Associated Lead Mills’ involvement in the £22m remodelling and enlargement of Africa House in London’s Kingsway entailed supply of lead for the creation of a new two storey lead and slate mansard roof. JM Architects, led by Michael Ashenheim, specified the materials as a consequence of local planning requirements.

Lead dormer windows, corner finials and a wealth of detail work were fabricated by ALM for the Grade 2 Listed building. Due to their size, decorative panels, corner finials, rose and ribbon hip details had to be handmade in the company’s workshop for delivery in sections to site. Work therefore included provision of CAD details prior to the creation of patterns for casting.

The main crown detailing covers 110 square metres with Code 8 lead used for corner finials, Code 5 for capping and 2mm galvanised steel for the secret gutters. Inspiration for the finials came from St Michaels Abbey, Farnborough while that for decorative ribbon details on hips was inspired by similar features on a building in Regent Street. The top section was made in Code 3 lead using an internal metal frame. The original was thought to be around 150 years old and apart from the frame having rusted it was still in good condition. The new work will probably last for another 150 years and involved nearly 100 pieces of individual lead being soldered together.
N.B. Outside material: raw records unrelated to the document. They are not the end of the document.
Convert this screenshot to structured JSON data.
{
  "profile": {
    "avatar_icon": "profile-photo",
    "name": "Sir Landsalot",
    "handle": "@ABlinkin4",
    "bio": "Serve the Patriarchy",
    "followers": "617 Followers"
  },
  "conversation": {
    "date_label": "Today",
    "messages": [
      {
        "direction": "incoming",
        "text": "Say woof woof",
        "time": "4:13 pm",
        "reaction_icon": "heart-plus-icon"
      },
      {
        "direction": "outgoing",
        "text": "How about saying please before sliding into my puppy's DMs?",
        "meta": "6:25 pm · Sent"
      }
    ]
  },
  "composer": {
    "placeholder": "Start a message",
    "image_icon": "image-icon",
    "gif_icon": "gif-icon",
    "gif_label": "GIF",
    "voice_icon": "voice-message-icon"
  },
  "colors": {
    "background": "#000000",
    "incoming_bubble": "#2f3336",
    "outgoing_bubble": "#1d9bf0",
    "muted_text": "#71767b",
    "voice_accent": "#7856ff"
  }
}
Its support ropes go through the structure, with stainless steel wires attached to the main dome below.

The finials are Code 6 bossed lead and are hollow with a Code 8 welded back. They have a 10mm stainless steel plate fixed internally and bolted through the lead. Shell corner finials are also made from Code 8 with the external roll edge carrying a stainless steel rod to provide structural stability.

Allan Anderson of sub-contractor Architectural Lead and Metalwork commented, “To be involved in such a project is probably a once in a lifetime opportunity. The building was designed to achieve a BREEAM ‘Very good’ rating for the owners, Freshwater International Property Developers’ Group. Part of the building’s intrinsic appeal is its external period features so in adding the mansard roof as part of an enormous ‘loft conversion’ it was essential to retain and enhance the building’s overall aesthetic value”.

The overall contract for leadwork was awarded to specialist contractor T&P Lead Roofing Ltd., which is approved by English Heritage and the National Trust and an approved installer for Burlington Slate. The company has carried out significant projects on behalf of the Royal Palaces (Buckingham Palace, Hampton Court Palace, Kensington Palace, St. James’s Palace and Clarence House) and many historic buildings in the London area such as The British Museum, The Victoria & Albert Museum and The Greenwich Naval College, to name but a few. Materials were supplied through Alltype Roofing Supplies in Plumstead.